Training Service Dogs
In the process, Dumahel started her training apprenticeship with Next Step Service Dogs in Escondido, California, after becoming Assistance Dogs International (ADI)-accredited through the organization. Since then, she take several training workshops and seminars, read training books, and worked in a specialty veterinary hospital during a NAVTA (National Association of Veterinary Technicians in America)-approved Veterinary Assistant Course.
She is now the lead trainer at a non-profit organization called Canine Support Teams in Murrieta, California, that trains service dogs.

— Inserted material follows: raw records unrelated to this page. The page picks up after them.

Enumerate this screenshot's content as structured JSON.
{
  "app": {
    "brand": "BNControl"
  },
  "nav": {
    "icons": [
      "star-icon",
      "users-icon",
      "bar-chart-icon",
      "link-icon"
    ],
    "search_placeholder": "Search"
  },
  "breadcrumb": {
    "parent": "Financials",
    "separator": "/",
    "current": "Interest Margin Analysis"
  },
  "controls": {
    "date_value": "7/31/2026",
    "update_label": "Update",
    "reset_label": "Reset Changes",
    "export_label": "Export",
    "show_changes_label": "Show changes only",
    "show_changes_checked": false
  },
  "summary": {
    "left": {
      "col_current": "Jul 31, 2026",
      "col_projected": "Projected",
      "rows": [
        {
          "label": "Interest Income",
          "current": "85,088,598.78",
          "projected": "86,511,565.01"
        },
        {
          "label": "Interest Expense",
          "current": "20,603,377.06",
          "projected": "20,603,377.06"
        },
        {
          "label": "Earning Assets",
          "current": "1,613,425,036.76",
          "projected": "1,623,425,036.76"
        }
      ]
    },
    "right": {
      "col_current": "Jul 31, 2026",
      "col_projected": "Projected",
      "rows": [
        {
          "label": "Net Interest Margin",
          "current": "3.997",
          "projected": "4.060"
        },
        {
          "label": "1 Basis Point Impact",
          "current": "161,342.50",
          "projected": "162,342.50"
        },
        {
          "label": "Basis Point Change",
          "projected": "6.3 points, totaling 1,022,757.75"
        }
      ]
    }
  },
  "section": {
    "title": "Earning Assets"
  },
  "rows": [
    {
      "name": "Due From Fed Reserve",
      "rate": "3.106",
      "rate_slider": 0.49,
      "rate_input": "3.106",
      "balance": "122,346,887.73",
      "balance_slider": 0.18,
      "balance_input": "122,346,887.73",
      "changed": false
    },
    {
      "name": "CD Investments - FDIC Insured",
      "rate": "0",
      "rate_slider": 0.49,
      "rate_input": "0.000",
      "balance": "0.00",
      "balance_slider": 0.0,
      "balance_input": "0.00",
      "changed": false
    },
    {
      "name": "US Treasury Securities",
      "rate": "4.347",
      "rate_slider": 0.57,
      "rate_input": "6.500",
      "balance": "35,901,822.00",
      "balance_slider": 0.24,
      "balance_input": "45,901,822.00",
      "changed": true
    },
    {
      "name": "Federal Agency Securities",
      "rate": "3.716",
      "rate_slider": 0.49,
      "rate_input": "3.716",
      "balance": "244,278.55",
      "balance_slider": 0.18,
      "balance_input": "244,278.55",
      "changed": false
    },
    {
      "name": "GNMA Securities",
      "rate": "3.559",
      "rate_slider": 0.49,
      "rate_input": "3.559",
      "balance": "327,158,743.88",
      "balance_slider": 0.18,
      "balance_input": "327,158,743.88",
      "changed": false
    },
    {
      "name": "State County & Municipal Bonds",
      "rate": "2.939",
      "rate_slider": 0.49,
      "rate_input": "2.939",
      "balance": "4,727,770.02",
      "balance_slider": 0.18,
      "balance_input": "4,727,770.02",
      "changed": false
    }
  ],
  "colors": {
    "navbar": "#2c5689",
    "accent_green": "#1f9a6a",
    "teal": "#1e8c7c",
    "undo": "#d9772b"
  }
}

Lotus accompanies Duhamel on most daily outings – VA appointments, restaurants, stores, recreational activities, and out-of-town trips. “The only times I consider leaving her at home is for her safety, if she will be more comfortable with my husband, or if I have a trusted person with me as a ‘service human.’”
Their partnership goes beyond service and Duhamel has gotten Lotus involved in a wide variety of AKC sports. They compete in Dock Diving, Barn Hunt, Trick Dog, Scent Work, and AKC Rally, and Lotus has earned her Canine Good Citizen (CGC) title.
The sports-work balance offers Lotus fun realistic goals along with physical and mental enrichment. “In the process, they enable her to just be a dog,” says Duhamel. “I want to have no doubt she has the best life a dog could have. She’s given me that and I would regret if I could not provide the same for her.”
But as Lotus ages, Duhamel is tapping the brakes with the sports and will probably retire her within a year.
This union of soulmates and storm of passion is packed with a few life lessons, too.
“Lotus has taught me that love comes in all shapes and sizes,” Duhamel says. “The human-dog bond can be an incredible healing source, but that’s only half the battle. A service animal is not just a dog; it is trained to someone’s specific medical needs. While it is not a cure, it is just as important as any medical aid/equipment suggested by a physician.
“She saved me from myself. She taught me that I’ve been the only one holding myself back from my full potential. She’s given me purpose in life and now my passion is sharing that with other veterans in need of a furry friend. She needed me as much as I needed her. So you might say, I owe my life to her.”